Recently, Mayhall has begun to assert his style of playing more and more into the local community. He has served as bandleader at gigs at The 1905 and, tonight at the Jack London Revue, will be bringing back a show that he put together in L.A.: a performance of the music Herbie Hancock wrote and recorded for Michaelangelo Antonioni’s 1966 film Blow-Up

 

The soundtrack for that film is a perfect reflection of the Swinging London scene represented on screen, the brash, colorful era that served as the pivot point between the explosion of blues-based rock bands like the Beatles and the Stones and the rising influence of psychedelics.

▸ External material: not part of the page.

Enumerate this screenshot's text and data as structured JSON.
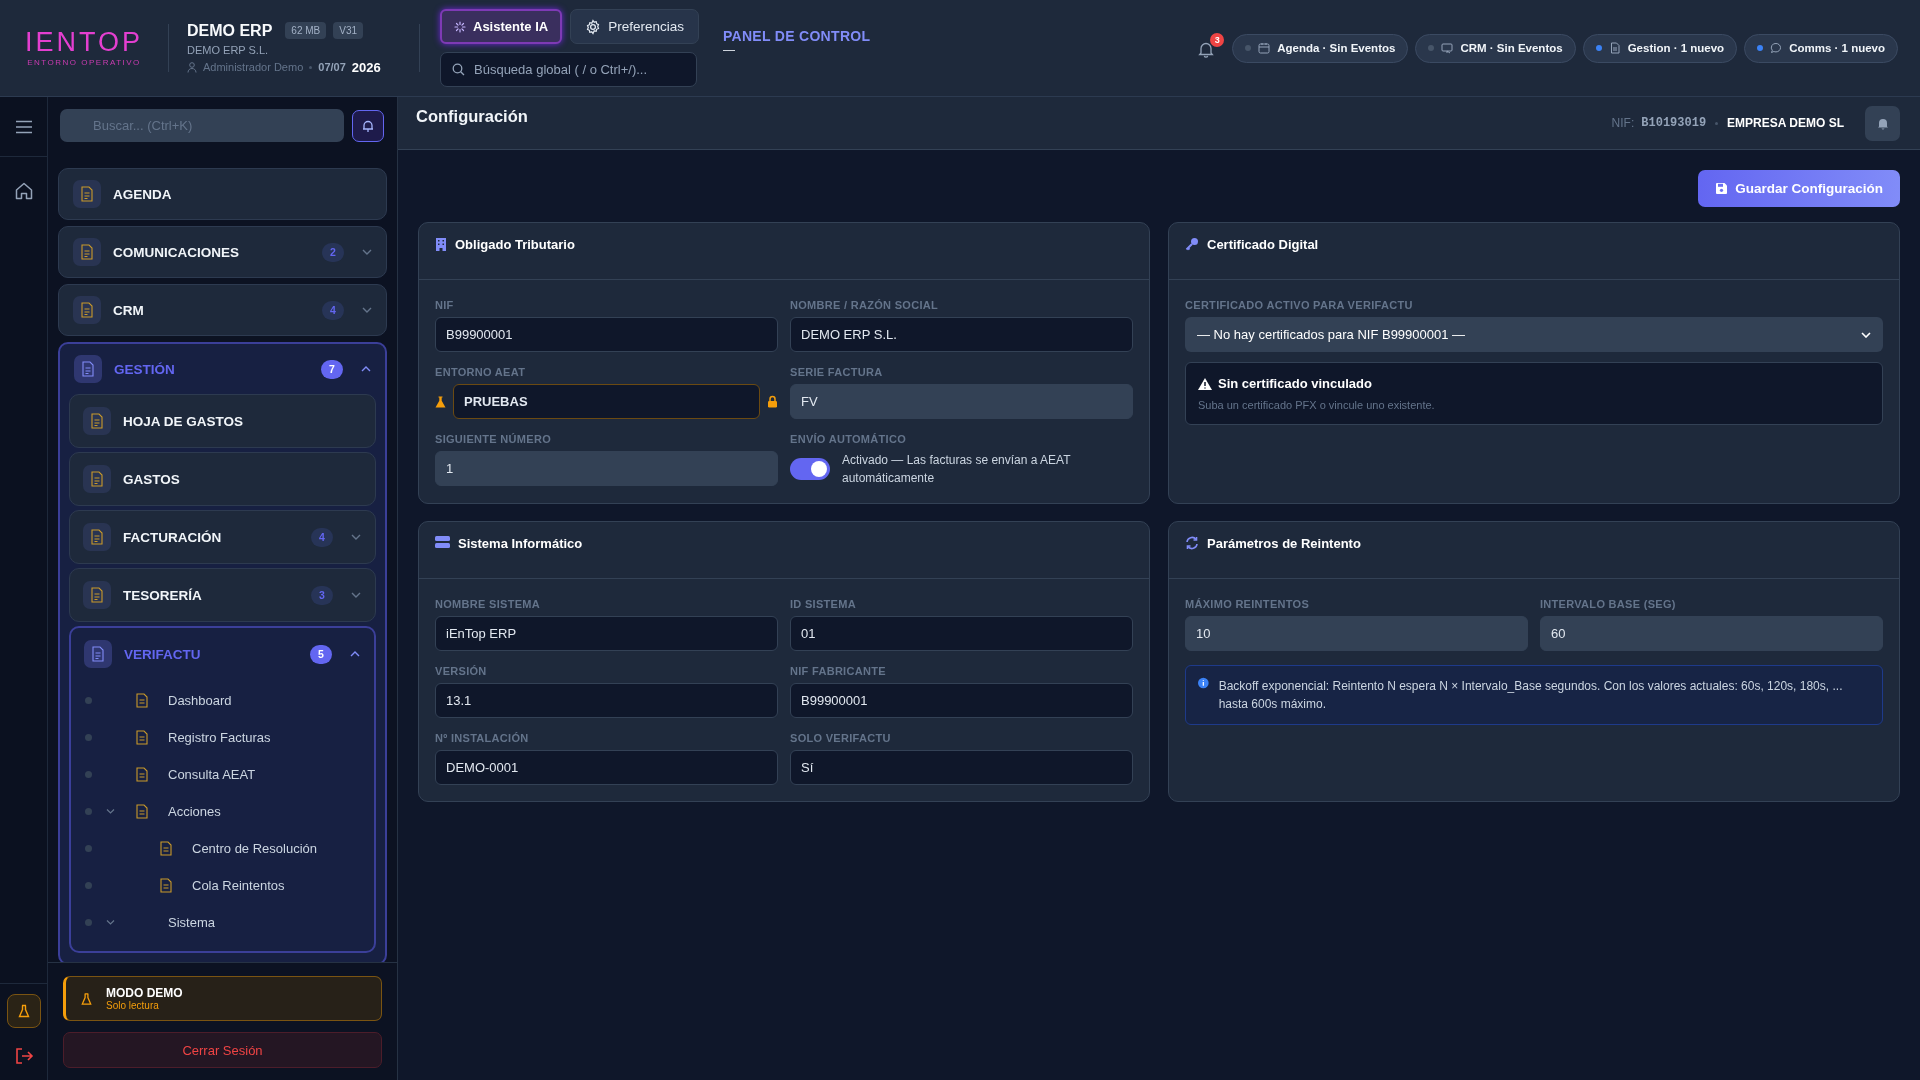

And with Hancock at the helm, the music folds in the influences of bebop, Latin jazz, and R&B. 

 

“I sort of took it on as a transcription project,” Mayhall says of his Blow-Up tribute. “I thought it would be good for my ears and my musicianship to pick out these tunes and write them out. To see if I can determine what the chord qualities are and make the charts. And this film having a place in the counterculture and having a soundtrack from an artist that we all revere with a band that is all the heavy guys from the era — Ron Carter and Freddie Hubbard and Jack De Johnette — really piqued my interest.” 

 

Mayhall followed suit by putting together a band featuring some of the best players in the Portland community, including trumpeter Noah Simpson, bassist Andrew Jones, guitarist Dan Faehnle, saxophonists Joe Manis and Bryan Smith, and another recent expat from L.A., keyboardist Joe Bagg. 

 

“Joe [Bagg] is someone that I’ve played with on and off for the past 15 years,” says Mayhall. “He’s a very accomplished player, and I’m sure he’s gonna be all over the place in no time here in Portland.”

 

What will unfortunately be missing from tonight’s show is the film itself. 

 

“The last time I did this in Los Angeles, somebody was like, ‘You’ve got to figure out a way to project the film or do some sort of presentation that involves imagery from the film,’” says Mayhall. “I liked the idea of it, but I don’t know where to start with that. I’m open to staging this thing multiple times if there’s a way we can make it more of a multimedia event. But it’s also cool just as a set of music.”